Q: Why is XRP dropping when Bitcoin is going up?

A: XRP has specific supply dynamics. Unlike Bitcoin, which has a fixed supply issuance, XRP faces periodic sell-pressure from Ripple's treasury wallets used to fund ODL (liquidity) services. Additionally, the $1.45 "break-even" wall causes XRP to drop relative to BTC when short-term traders exit.

Q: Is a volatility spike imminent for XRP?

A: Yes. The Bollinger Bands on the daily chart are squeezing. The price is stuck between support at $1.33 and resistance at $1.45. Historically, when XRP volume surges 23% in a week (as it did on April 21), it precedes a violent move. The direction depends on whether the $1.45 resistance breaks.

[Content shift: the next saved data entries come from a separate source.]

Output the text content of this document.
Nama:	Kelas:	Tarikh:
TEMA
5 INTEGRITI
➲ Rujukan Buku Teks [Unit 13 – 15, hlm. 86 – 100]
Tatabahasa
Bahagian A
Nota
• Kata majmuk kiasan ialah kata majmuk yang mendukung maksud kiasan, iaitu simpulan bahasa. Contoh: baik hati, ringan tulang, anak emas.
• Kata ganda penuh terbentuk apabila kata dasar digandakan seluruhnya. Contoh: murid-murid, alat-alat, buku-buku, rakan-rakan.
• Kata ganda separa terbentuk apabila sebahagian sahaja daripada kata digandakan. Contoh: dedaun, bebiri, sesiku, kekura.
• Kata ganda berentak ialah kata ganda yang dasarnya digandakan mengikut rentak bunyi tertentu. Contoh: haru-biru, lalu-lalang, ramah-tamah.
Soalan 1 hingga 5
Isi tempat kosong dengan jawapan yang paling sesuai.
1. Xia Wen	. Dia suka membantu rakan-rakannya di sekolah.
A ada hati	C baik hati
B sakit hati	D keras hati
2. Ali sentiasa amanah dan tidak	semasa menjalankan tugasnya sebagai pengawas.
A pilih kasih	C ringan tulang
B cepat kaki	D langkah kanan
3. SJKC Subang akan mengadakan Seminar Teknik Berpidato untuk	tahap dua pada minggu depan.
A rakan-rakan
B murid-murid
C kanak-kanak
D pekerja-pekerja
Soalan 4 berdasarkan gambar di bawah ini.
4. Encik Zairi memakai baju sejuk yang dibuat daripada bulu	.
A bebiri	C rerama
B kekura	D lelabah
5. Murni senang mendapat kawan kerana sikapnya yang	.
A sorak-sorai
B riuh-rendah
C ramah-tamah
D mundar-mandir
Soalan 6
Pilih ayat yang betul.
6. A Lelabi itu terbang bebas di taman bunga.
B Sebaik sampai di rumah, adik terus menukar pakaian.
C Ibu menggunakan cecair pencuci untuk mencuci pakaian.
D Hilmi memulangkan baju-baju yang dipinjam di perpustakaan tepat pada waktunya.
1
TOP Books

Q: What is the XRP ETF netflow status?

A: As of late April 2026, XRP ETFs are seeing positive netflows. The US ETFs recorded a single week inflow of $119.6 million in mid-April. Cumulative inflows are strong at $12.8 billion, indicating that institutions are accumulating during this dip, which is a long-term bullish signal for price stabilization.

Q: Is XRP a good investment for beginners?

A: XRP is less volatile than "meme coins" but more volatile than Bitcoin. For beginners, it is a moderate-risk investment. Its value is tied to real utility (bank payments). However, beginners should wait to see if the price can close a weekly candle above $1.55 before entering, to avoid buying into the current resistance wall.

Disclaimer: None of the information in this article constitutes, or is intended to constitute, investment advice. Trading cryptocurrencies carries a high level of risk and may not be suitable for all investors. Always do your own research.